It’s part of who she is, after all.

“There is no reason why I’m not out,” Rapinoe said. “This is important. This is important to me, but it’s important on such a bigger level.”

The U.S. women’s national team and Seattle Reign FC star - who is currently recovering from a torn ACL - spoke at Cornell University on Thursday at an event hosted by Athlete Ally, a national non-profit organization which promotes public understanding and educational programming to implement LGBT awareness in sports. The organization’s goal is to end homophobia in sports and to make athletes who identify as LGBT accepted within their sport. Cornell is one of many universities to launch an Athlete Ally chapter.

Rapinoe publicly announced she was gay in 2012 and became an ambassador for Athlete Ally in 2013. In a Q&A at Cornell on Thursday, Rapinoe spoke about how those open about their sexuality should be accepted.

“I am comfortable being labeled as gay. That sits well with me. You don’t have to be one thing or another.”

- Megan Rapinoe

“I am comfortable being labeled as gay. That sits well with me,” Rapinoe said. “You don’t have to be one thing or another.”

She feels she should not have to hide who she is and what makes a huge aspect of her life. She also wants to talk about the issue as much as she can, which is why she came to Cornell.

Rapinoe identified herself as gay when she was in college. She was never able to feel it when she was younger, but she knew she felt different and wasn’t quite the same as everyone else.

Rapinoe says she has always felt accepted by her U.S. teammates, but she keeps in mind that not every professional athlete has that leisure. Rapinoe went on to explain that being openly gay could be a struggle for other athletes, professionally or at any level. Some are either afraid of a label or the negativity that comes with being openly gay.

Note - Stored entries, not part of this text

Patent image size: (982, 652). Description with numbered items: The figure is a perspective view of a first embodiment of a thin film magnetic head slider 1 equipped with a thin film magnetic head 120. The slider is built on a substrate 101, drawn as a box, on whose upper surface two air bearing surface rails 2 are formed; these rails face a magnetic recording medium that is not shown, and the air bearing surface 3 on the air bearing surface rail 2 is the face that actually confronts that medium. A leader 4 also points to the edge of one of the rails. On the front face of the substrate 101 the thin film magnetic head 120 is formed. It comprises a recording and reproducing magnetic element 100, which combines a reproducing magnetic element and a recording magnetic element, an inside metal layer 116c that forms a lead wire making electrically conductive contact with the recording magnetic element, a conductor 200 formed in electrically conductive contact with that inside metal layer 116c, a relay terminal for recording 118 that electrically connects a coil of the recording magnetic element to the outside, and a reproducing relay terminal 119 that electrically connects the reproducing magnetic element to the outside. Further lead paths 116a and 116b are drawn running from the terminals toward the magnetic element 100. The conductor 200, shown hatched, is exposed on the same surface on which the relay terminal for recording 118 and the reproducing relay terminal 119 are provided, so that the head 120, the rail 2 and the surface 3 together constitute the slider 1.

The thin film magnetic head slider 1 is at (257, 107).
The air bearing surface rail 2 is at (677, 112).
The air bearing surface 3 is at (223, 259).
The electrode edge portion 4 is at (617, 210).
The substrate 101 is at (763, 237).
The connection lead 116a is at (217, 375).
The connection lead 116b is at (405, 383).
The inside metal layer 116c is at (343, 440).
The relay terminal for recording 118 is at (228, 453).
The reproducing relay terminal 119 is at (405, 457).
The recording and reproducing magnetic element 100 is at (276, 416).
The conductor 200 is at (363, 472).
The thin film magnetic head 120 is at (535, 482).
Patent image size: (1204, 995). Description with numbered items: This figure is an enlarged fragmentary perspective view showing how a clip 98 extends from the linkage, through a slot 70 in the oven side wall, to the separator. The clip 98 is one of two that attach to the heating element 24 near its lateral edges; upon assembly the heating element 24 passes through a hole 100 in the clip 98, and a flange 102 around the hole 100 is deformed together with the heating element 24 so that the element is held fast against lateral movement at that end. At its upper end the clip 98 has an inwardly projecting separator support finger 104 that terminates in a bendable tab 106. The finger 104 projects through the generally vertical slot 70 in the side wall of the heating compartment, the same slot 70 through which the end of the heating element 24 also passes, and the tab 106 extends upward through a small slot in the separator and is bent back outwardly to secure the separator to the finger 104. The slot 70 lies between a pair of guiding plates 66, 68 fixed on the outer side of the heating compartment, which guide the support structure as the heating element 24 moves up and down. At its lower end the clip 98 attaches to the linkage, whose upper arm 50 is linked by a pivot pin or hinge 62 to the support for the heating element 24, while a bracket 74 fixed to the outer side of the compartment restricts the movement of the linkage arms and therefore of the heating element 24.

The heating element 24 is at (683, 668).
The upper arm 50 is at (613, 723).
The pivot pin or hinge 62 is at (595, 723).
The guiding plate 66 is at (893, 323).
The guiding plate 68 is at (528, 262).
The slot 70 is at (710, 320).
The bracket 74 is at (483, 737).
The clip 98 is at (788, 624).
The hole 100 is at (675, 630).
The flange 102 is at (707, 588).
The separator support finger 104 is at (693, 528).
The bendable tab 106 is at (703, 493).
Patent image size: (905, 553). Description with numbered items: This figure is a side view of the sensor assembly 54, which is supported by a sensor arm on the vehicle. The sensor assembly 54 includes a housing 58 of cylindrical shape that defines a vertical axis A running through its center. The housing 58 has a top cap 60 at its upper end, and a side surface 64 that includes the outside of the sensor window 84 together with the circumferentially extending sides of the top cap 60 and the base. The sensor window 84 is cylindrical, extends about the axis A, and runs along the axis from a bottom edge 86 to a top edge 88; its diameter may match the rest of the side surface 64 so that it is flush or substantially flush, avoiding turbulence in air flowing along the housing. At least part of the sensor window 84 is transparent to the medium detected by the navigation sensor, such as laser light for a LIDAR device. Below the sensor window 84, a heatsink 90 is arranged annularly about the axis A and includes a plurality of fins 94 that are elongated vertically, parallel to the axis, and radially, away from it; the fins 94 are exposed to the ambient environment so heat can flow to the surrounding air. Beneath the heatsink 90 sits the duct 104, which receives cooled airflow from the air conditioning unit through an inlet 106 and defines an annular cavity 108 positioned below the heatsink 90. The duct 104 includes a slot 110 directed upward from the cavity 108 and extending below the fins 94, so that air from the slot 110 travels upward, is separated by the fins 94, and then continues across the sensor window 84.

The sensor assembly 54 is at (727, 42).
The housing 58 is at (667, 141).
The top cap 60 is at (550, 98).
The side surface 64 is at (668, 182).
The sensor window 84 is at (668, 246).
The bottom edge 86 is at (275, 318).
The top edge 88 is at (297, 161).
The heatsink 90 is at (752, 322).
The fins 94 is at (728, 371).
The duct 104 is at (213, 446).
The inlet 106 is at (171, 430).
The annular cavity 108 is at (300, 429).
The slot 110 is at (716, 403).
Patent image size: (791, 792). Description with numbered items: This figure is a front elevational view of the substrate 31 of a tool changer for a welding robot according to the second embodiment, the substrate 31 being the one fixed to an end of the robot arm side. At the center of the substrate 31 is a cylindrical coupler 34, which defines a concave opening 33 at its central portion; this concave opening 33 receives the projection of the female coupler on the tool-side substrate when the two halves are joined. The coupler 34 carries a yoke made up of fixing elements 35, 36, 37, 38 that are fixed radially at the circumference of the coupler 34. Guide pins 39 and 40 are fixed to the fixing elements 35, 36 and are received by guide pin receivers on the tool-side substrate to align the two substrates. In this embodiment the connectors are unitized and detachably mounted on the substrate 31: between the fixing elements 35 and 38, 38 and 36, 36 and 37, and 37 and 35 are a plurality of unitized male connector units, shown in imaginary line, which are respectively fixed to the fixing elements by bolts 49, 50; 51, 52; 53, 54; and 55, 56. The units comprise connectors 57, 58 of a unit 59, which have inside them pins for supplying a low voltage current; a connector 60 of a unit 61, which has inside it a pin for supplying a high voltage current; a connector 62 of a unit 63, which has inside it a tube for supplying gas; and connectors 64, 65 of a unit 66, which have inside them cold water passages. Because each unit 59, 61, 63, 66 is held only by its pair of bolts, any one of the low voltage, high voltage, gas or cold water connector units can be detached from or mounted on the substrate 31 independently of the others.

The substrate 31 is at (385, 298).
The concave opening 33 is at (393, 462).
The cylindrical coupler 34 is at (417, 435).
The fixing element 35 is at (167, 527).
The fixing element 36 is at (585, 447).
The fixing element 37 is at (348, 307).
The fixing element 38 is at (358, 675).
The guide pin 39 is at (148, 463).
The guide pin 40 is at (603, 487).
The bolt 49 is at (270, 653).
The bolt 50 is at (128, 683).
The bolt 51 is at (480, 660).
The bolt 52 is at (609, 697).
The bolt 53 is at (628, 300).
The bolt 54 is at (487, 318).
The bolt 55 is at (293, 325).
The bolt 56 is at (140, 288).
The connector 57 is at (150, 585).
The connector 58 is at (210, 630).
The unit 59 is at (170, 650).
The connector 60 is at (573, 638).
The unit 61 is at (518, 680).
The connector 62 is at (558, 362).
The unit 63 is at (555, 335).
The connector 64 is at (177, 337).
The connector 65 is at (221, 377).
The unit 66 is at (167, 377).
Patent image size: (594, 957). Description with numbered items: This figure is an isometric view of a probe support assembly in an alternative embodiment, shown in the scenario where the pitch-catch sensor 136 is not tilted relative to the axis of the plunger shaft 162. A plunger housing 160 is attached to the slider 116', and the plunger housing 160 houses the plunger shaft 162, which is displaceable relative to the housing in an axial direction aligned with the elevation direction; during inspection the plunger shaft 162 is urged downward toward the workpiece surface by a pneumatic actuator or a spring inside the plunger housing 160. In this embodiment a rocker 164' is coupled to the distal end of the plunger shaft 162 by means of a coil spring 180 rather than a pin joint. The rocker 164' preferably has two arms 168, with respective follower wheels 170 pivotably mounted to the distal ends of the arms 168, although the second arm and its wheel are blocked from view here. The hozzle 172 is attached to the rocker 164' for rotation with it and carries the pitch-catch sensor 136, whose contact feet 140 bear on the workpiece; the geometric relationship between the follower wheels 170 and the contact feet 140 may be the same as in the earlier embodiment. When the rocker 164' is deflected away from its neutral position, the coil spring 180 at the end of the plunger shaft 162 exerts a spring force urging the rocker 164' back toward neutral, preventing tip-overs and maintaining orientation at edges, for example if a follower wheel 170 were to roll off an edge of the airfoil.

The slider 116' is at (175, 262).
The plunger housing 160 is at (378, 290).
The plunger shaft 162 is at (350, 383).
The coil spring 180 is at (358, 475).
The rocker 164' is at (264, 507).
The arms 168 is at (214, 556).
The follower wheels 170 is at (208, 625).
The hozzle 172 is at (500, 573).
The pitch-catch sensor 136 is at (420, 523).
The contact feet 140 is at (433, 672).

Especially for gay female athletes, she finds it interesting how some people in society today have a perception of them that it’s okay for them to “look gay.” Jokingly, to follow her analogy, Rapinoe continued that statement by saying if women have short hair or wear flannel, then that’s fine.

“But what if you don’t look gay?” Rapinoe said. “It’s okay to look any way you want.”

Rapinoe says that coming out was the best thing she has ever done for herself. Even though others do not need to know exactly what Rapinoe and others go through, they can empathize in a certain way.

Jennifer Nicholson-USA TODAY Sports

Rapinoe faces a race to fitness for the Olympics. (Jennifer Nicholson-USA TODAY Sports)

Elsewhere, Rapinoe is among the leaders fighting for equality. The U.S. Women’s National Team Players Association (USWNTPA) has publicly traded legal volleys with the U.S. Soccer Federation over the past month over the validity of a collective bargaining agreement and whether or not one even exists. The U.S. women, who won the 2015 World Cup, are unhappy with how they are currently treated by their federation.

“It boils down to people at the top making a choice. They’re making a choice for unequal conditions for women,” Rapinoe said.

As a team, they are asking for conditions that are fair, such as salary, traveling and accommodations.

“A lot more thought needs to be put into those positions at the top,” Rapinoe said. “A lot of times, issues actually do just go unnoticed.”

Rapinoe has been in and out of camp with the team, which is monitoring her recovery. She describes her recovery as normal, but did not indicate what she thought her odds would be to make the roster for the Olympics in August.

For Rapinoe, it is a choice to advocate for equality on all levels. But she emphasizes that, particularly when coming out, different people will take different approaches.

“Not everyone wants to be an advocate,” Rapinoe said. “Everyone who comes out is a big deal and there is going to be a lot of attention on them in the beginning.”

In a press conference afterwards, when asked about what the next step is her and other advocates are going to take to push for LGBT inclusion in sports, Rapinoe expressed how important it is to have an attitude that says “it’s not okay” to be discriminated against.

“We’re going to keep talking about it and we’re going to keep bringing light to this issue,” Rapinoe said. “And just not letting the issue be silent.”